Капитан Иван Петрович Самофалов при приёмке танкера «Ленино» из постройки в Японии, 1968 год
Зимой с 1972 на 73 год после двухмесячного отпуска я снова вернулся на родной танкер «Ленино» в Новороссийск. Большинство экипажа, включая капитана Самофалова, тоже отдохнуло в отпусках. «Ленино» за это время с подменным экипажем сбегал по-быстрому на Кубу и назад. После отдыха моряки встретились на пароходе как родные. Как будто большая семья разъехалась по необходимости на пару месяцев каждый по своим делам и вот, наконец, все опять вместе собрались дома.
Предстоял короткий ремонт в доке в Новороссийском судоремонтном заводе недели на три и потом – грузиться нефтью в этом же порту на Шесхарисе (нефтеналивной причал) и куда-то на запад, как начальство прикажет.
Все казалось просто и ничто не предвещало беды.

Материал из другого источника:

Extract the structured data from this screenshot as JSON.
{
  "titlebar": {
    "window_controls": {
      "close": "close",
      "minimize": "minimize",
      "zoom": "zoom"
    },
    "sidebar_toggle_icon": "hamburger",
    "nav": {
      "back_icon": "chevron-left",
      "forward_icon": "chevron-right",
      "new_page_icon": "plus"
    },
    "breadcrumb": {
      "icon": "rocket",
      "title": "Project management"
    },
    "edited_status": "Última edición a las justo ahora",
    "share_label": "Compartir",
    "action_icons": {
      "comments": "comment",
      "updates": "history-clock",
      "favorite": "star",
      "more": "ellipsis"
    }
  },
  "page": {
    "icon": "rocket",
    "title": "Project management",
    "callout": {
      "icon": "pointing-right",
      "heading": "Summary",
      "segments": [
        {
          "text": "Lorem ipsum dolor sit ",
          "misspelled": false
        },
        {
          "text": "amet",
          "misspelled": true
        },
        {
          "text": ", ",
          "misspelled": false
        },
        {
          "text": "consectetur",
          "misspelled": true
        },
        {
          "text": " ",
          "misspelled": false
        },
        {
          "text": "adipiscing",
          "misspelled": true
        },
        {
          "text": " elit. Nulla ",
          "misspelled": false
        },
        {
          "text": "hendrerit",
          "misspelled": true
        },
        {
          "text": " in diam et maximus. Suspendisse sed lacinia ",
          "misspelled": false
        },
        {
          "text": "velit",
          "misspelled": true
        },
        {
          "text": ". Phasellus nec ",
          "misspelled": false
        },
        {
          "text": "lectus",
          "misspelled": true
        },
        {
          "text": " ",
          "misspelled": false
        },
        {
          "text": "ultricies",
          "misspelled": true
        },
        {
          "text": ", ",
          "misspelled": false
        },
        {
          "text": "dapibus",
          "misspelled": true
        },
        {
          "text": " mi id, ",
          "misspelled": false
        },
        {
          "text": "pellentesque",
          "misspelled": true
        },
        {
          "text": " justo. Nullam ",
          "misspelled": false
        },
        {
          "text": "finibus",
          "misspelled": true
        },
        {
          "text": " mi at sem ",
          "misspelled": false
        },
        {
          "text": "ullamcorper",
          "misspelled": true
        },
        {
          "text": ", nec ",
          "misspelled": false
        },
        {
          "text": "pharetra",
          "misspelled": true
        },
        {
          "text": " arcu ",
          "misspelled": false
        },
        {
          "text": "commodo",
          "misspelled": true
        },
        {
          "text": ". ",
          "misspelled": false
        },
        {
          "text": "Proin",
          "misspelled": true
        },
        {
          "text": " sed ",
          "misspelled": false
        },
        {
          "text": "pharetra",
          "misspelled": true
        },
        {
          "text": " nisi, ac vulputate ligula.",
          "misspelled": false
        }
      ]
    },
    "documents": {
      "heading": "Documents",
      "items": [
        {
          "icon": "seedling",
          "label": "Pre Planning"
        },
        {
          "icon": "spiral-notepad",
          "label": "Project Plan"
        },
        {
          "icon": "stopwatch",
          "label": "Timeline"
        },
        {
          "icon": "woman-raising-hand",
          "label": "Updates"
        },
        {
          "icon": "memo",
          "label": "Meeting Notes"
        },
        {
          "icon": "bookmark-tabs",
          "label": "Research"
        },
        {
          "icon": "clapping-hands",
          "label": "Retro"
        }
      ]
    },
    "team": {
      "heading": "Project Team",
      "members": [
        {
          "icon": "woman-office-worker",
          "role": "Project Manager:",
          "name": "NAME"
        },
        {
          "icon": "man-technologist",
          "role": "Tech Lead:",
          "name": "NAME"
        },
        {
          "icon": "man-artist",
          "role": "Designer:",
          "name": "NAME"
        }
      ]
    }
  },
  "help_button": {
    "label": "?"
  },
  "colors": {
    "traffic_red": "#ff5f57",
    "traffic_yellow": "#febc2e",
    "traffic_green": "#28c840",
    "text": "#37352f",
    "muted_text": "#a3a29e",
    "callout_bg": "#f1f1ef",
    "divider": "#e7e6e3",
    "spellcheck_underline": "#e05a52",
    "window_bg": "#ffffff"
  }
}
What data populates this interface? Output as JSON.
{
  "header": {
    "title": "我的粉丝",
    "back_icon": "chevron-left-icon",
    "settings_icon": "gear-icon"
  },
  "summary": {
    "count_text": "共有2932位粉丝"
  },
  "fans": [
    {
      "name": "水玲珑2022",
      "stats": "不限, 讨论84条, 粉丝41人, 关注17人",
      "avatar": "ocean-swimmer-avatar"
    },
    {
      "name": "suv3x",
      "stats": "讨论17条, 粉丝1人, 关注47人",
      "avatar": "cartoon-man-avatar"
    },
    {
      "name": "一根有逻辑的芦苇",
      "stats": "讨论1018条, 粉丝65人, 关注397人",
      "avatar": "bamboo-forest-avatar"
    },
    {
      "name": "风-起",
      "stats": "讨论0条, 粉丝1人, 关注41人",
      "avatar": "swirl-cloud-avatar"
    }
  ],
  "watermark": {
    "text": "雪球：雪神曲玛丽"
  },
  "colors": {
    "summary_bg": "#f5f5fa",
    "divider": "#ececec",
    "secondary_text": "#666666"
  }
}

Ремонт мне запомнился одним интересным случаем. Был у нас четвертым механиком Юра Дружинин, хороший такой парень, скромный, добросовестный по работе, но неосторожный. Чувство опасности у человека отсутствовало. А четвертый механик, между прочими обязанностями, отвечал за ремонт судовых систем: грузовые трубопроводы, воздушные, водяные и всякие другие. Их на танкере столько, что только он мог в них разобраться.
И вот приходит на борт заводская бригада из нескольких человек определить объем работ по ремонту нефтяного трубопровода. Юра спускается с ними в третий центральный танк. Это такой грузовой отсек для жидкого груза объемом около 1500 кубических метров. Для сравнения могу сказать, что в один такой танк свободно поместился бы трехэтажный жилой дом на пятнадцать квартир и еще для детской площадки место осталось бы. И таких танков на судне было двадцать семь.
Юра ходит с заводскими по дну танка, жалуется на жизнь: вот, мол, танки мыли перед ремонтом, а везде лужи нефти, трубопроводы дырявые, остатки нефти из труб вытекают. И чтобы заводские лучше разглядели пробоины в трубопроводе, зажигает спичкой какую-то бумажку и таким образом улучшает освещение в этом темноватом помещении с нефтью. После чего небрежно бросает догорающую бумажку в лужу сырой нефти. Нефть мгновенно загорается. Собственно она для этого и предназначена. А заводские хлопцы с Юрой во главе, при значительно усилившемся освещении, бросаются толпой к металлическому трапу на выход.
Это случилось на моей суточной вахте. Я в это время на грузовой палубе возле парадного трапа спокойно беседую с заводским пожарным инспектором. Объясняю ему подробно, какую большую мы проделали подготовительную работу по обеспечению пожаробезопасности на судне в период производства ремонтных работ. Пожарный уже практически даёт мне в руки акт приемки судна в ремонт.
И вот тут я слышу за спиной нарастающий звук, очень похожий на шум огня в открытой настежь печи. Подбегаю к расширителю третьего центрального танка, заглядываю в него: мама родная! Огонь полыхает как в аду.
Надо понять мое состояние: в танке люди, на судне несколько моряцких жен с детьми, из командиров я один, не считая несчастного Дружинина, который сгинул в адском пламени. Через минуту нефть в смежных танках от температуры начнет испаряться, а еще через несколько минут так жахнет, что половины судоремонтного завода не будет.
Но все эти мысли заняли не больше одной сотой секунды. Выучка сработала: я рванул стометровку по грузовой палубе в надстройку (там как раз метров сто бежать) к судовой радиотрансляции. В училище я тоже бегал довольно быстро: стометровку пробегал за 12 секунд, только Вадику Бабичеву проигрывал. Но тут, мне кажется, были перекрыты все существовавшие в то время мировые и национальные рекорды.